Avenify is a marketplace lending platform for Income Share Agreements, enabling students to finance their education debt-free, funded by investors looking to invest in student success. Students can apply for up to fifteen thousand dollars ($15,000) per semester and do not make payments until they are employed and earning above $20K annually. Unlike a loan, where borrowers owe principal plus interest, borrowers promise a share of their future income for a fixed amount of time. Students are funded with capital from investors on the platform who are looking to invest in student success. After investing in a fund or individual, the investor can receive dividends once borrowers begin making payments on their ISA. The company earns revenue by taking 2% of the amount invested upfront and 1.5% of all student payments.

Company website:


Total Addressable Market

The private student loan market is estimated to be +$11B. Education costs have continued to increase over the years, and crippling student loan debt has left an entire generation of individuals with a financial burden. I’m fortunate enough (and grateful every day) not to have student loan debt, but I am consistently reminded about this problem through candid discussions with others. Alternative financing options for education and overall innovation and disruption in this market is not only something I believe is necessary but is also something I believe is venture scalable.

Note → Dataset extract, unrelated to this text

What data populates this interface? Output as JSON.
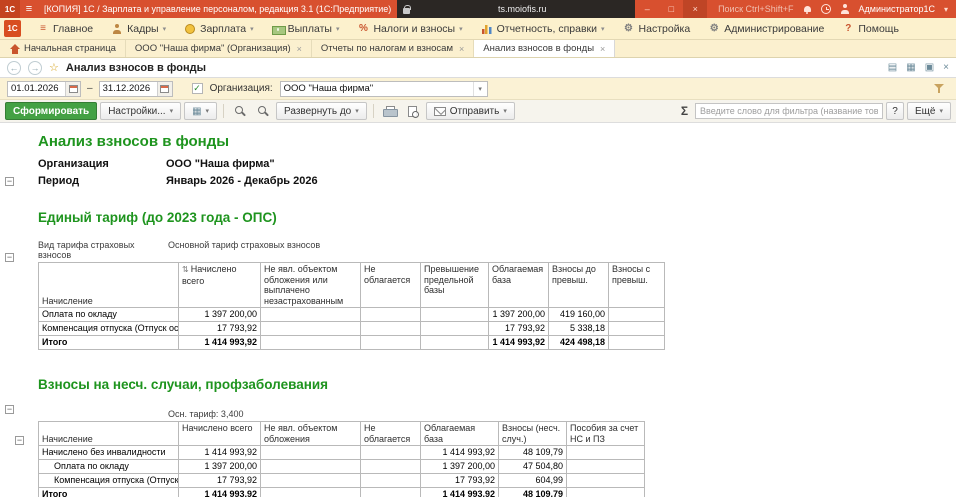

Avenify has an established MVP website that supports their two-sided marketplace. Students can apply for ISA financing, and using several data points and a rigorous evaluation process, the team can choose to approve that student or not. The other side of the marketplace allows investors to place money into a student investment, earning returns on that investment when a student graduates, gets a job and begins payments on the ISA. ISA terms are typically 1-5% of income over a 120 month period.



First-time founders, which can be concerning. They both have experience working for startups (Justin, CEO, even worked for the Republic platform). The biggest draw here is that these two went through the student loan process and are both in a generation of people who constantly see this financial burden’s pain. Mission-oriented founders and this is why I am choosing to back them.



Avenify’s customers exist on both sides of the ISA financing model. Students receive the funding they need to pursue their college degrees, with flexible, student-friendly terms—investors who can make an impact with their investment, diversify their portfolio, and earn a return. Currently, the company isn’t generating any revenue from customers, but they do have signups in progress. They market their financing options primarily to students pursuing their undergraduate, graduate, or doctoral education. They market the opportunity to invest in ISAs primarily to accredited investors (Generation X and Generation Y).



Since launching to students in May 2019, Avenify has grown to over 2,000 student signups and processed over 500 applications for funding from schools including Cornell University, the University of Pennsylvania, and Lambda School. They are on track to reach 10,000 students and process 2,500 applications in 2020. Avenify launched to investors in late July and grew organically to over 100 investors in just three weeks. To support the student demand, they are focused on growing their investor base to 1,000 investors, and are in active conversations with institutions focused on backing ISA programs. The company plans on issuing at least 250 ISAs each semester, averaging $10,000 each. They are projecting $100,000 in revenue in 2020 from upfront investor fees.


Other Criteria

The founders are scrappy. They’ve raised $100K from Angel Investors, Dimension VC, and Oyster Ventures. With that cash, they built their MVP, launched their business, and got initial signups. All promising signs. This is a highly competitive space, and they will likely have difficulty differentiating themselves from other ISA providers. The marketplace approach – catering to both students and investors – is likely their biggest differentiator at this point. With that said, a rising tide lifts all boats, and there is plenty of market share to go around. The low $4M valuation cap is attractive.